Sunday, October 29, 2017

Lean Gains



What's more rewarding than putting in long hours at the gym and getting a perfectly-sculpted upper body as your result? Men and women can both benefit from an intense upper body workout. While it's never a good idea to focus only on your upper body (as anyone who's heard the common gym rat advice "don't skip leg day" knows), targeting upper-body muscle groups during your routine workouts can help strengthen and tone your arms, chest, shoulders, back, and more!
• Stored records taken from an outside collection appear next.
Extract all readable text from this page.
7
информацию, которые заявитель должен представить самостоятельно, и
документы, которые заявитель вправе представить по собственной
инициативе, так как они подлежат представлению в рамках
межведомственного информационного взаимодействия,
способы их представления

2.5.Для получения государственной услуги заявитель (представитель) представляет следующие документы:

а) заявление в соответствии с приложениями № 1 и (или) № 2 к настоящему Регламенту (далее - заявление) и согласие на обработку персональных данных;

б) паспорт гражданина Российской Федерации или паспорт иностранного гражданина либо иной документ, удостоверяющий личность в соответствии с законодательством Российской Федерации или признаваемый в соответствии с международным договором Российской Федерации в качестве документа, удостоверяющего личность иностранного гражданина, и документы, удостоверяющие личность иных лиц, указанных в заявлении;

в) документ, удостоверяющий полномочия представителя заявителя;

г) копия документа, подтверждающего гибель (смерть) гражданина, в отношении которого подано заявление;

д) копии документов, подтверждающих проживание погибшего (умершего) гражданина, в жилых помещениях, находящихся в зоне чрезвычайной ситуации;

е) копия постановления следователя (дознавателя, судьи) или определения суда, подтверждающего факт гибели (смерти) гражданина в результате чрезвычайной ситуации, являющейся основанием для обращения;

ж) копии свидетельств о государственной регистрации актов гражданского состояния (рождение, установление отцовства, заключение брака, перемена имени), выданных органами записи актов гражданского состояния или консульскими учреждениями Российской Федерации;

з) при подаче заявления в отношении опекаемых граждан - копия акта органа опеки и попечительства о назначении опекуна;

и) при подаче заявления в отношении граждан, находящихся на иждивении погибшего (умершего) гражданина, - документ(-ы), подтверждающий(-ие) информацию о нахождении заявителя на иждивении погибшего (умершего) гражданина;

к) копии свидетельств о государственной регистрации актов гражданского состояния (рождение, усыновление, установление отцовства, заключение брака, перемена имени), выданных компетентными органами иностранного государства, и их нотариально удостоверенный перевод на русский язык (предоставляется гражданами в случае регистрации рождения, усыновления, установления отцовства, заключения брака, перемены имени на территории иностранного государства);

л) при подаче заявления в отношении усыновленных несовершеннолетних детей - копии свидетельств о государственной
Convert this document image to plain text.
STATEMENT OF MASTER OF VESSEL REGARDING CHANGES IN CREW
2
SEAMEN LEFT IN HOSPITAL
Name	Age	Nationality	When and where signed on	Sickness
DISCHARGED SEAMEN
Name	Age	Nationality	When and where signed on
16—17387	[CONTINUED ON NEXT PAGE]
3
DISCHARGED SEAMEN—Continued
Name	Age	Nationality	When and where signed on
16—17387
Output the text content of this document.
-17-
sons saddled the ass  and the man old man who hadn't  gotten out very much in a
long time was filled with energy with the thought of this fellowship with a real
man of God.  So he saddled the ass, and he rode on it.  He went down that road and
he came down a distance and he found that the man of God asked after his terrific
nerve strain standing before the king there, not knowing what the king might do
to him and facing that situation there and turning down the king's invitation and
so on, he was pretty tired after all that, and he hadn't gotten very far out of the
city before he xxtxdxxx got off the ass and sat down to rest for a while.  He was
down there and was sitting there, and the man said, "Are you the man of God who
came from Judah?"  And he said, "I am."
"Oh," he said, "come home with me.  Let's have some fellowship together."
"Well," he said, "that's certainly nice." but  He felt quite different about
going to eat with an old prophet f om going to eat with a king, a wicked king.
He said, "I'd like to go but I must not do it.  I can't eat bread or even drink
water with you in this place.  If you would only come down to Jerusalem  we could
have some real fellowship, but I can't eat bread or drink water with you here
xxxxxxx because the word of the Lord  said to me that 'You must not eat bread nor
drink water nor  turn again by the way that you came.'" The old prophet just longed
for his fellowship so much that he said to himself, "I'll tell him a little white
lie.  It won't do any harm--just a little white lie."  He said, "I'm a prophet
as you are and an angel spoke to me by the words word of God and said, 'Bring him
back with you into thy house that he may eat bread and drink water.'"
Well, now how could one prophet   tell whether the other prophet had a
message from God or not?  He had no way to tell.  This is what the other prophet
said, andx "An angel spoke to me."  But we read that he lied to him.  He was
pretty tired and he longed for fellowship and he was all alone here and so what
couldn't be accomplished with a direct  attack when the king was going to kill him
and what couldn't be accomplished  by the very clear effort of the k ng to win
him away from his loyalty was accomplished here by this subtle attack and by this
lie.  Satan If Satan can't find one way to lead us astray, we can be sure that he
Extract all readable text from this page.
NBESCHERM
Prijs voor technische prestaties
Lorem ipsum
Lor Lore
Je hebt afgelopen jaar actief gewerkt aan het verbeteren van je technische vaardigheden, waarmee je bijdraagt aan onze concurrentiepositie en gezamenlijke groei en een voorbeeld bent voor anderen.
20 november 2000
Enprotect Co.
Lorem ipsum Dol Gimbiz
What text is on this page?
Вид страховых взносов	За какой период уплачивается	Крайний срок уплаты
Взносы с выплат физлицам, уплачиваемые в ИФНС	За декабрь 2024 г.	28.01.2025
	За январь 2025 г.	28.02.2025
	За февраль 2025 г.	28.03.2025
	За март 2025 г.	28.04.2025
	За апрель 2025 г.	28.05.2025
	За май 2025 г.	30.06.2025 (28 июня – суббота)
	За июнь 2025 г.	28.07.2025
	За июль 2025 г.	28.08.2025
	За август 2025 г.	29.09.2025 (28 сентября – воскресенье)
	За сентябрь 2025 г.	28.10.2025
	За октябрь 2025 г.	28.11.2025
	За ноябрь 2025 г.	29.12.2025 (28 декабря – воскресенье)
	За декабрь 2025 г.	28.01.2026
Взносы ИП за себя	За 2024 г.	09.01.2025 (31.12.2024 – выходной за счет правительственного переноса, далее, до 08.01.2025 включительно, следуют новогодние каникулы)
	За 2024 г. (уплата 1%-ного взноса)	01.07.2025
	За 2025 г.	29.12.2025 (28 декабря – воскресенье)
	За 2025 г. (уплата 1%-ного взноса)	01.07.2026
Try bench presses. For a large, strong chest, there are few exercises better than the bench press. Whether you're using free weights or an exercise machine, bench presses involve laying horizontally and pushing a heavy weight away from you. Note that if you are using free weights, you should strongly consider using a spotter — someone who stands over you while you exercise and helps you lift the weight back into place if it becomes too heavy for you. Though rare, bench press accidents where the weight falls onto the lifter's chest can potentially cause major injury or death.Lean Gains

Try chest flies. For a lower-risk alternative to bench presses, try flies. These exercises, which get their name from the fact that they mimic the flapping motion of a flying bird's wings, involve moving a set of weights in a half-circle arc in front of your chest using the muscles near your armpits. Flies can be done lying flat on your back with a set of dumbbells, sitting upright at an exercise machine, or even standing in front of a cable setup.
Use incline/decline benches to work the entire chest. Each side of the chest is mostly made up of one large, fan-shaped muscle called the pectoralis major.Since this muscle is so large and wide, it's important to work every part of it evenly to promote optimal strength and balanced muscle growth. To hit the upper and lower parts of the chest, try doing bench presses at incline and decline benches, respectively.

Try pushups for a no-equipment workout. It's important to mention that you don't need any weightlifting equipment to get a strong chest. Pushups, one of the quintessential chest exercises, can be done almost anywhere and offer a great workout for the shoulders, abs, and triceps in addition to the chest (depending on the form you use for your pushups. Pushups come in many different variations — a few of the most common are listed below:
Use pullups to build back and lat strength. One of the best exercises for strengthening your back and lats (the muscles along the side of your torso under your armpits) is the pullup. This exercise, which is similar to (but not the same as) the chin-ups described above, involves hanging from a bar and pulling yourself up to it so that your chest comes near it. In addition to the back and lats, pull ups can work your shoulders and arms as well, making them a great all-around upper body exercise.